Nonstationary time series modeling with applications to speech signal processing

We develop statistical methods for the analysis of nonstationary time series and apply them to a variety of problems arising in speech signal processing. Information-carrying natural sound signals such as speech exhibit a degree of controlled nonstationarity in that their statistical properties vary slowly over time. Faithfully modeling these temporal variations is extremely valuable for a wide range of applications and can be accomplished by relying on well-understood acoustic models of speech production, which motivate many of the methods developed in this thesis.;First, we make a number of contributions to the classical problem of formant tracking, in which vocal tract resonances are estimated under the assumption of their invariance on the 15-30 ms scale.
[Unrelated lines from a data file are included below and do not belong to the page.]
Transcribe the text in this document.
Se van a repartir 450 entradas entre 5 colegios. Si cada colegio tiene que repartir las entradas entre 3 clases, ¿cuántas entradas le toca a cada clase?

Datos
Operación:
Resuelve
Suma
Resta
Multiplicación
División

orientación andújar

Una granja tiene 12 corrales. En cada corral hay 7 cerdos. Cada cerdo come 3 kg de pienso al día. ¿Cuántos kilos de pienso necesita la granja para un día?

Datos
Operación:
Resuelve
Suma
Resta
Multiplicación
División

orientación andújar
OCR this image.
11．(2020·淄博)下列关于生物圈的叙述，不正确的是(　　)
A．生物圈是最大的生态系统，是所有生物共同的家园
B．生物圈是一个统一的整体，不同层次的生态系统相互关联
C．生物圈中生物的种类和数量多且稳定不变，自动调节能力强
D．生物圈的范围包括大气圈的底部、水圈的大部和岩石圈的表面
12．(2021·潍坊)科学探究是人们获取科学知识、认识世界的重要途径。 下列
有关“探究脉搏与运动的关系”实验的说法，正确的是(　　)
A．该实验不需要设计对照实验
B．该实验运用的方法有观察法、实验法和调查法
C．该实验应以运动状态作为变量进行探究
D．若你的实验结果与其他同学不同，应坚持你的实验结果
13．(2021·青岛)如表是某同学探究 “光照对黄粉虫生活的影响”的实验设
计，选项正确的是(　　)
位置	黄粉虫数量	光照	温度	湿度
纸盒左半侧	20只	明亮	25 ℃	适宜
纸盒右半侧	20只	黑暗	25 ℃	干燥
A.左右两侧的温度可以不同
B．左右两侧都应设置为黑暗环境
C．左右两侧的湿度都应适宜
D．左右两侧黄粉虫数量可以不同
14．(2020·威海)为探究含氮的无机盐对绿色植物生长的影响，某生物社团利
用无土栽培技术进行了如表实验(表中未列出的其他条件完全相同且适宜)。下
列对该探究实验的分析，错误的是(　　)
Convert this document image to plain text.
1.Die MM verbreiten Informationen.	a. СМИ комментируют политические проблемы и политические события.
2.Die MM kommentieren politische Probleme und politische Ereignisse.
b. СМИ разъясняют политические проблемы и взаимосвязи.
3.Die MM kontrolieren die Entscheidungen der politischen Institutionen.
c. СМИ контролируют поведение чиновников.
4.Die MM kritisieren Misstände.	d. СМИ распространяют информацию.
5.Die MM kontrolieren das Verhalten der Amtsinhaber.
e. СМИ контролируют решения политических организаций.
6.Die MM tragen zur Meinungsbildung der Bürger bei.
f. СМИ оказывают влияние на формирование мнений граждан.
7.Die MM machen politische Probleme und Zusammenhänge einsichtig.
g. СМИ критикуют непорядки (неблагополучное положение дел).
Next, we relax this piecewise-stationarity constraint and model the temporal dynamics of the vocal tract using time-varying autoregressive (TVAR) models. We develop their algebraic and geometric properties, introduce several new estimators, and use TVAR models to develop a hypothesis test to detect the presence of vocal tract variation in speech waveform data. We study its asymptotic properties, and illustrate its practical efficacy by detecting vocal tract changes across different timescales of speech dynamics.;Next, we explore how standard fixed-resolution short-time Fourier representations may be generalized in order to adapt to the time-frequency structure of a speech signal. To this end, we introduce a family of adaptive, linear time-frequency representations termed superposition frames and show that they are invertible, numerically-stable, and admit fast overlap-add reconstruction akin to standard short-time Fourier techniques. The general construction proceeds via a local signal-adaptive modification of a Gabor frame. Two signal-dependent schemes for selecting an appropriate superposition frame for signal analysis are given, and the framework is illustrated in the context of speech enhancement.;Finally, we introduce a joint model of the vocal tract and the source waveform in order to take into account its quasi-periodic temporal variations during voicing. We incorporate an estimate of the source waveform into the traditional linear prediction framework via nonparametric wavelet regression; the resultant semi-parametric model is applied to various speech analysis problems including formant and source-harmonics-to-noise ratio estimation, inverse filtering, and voicing detection.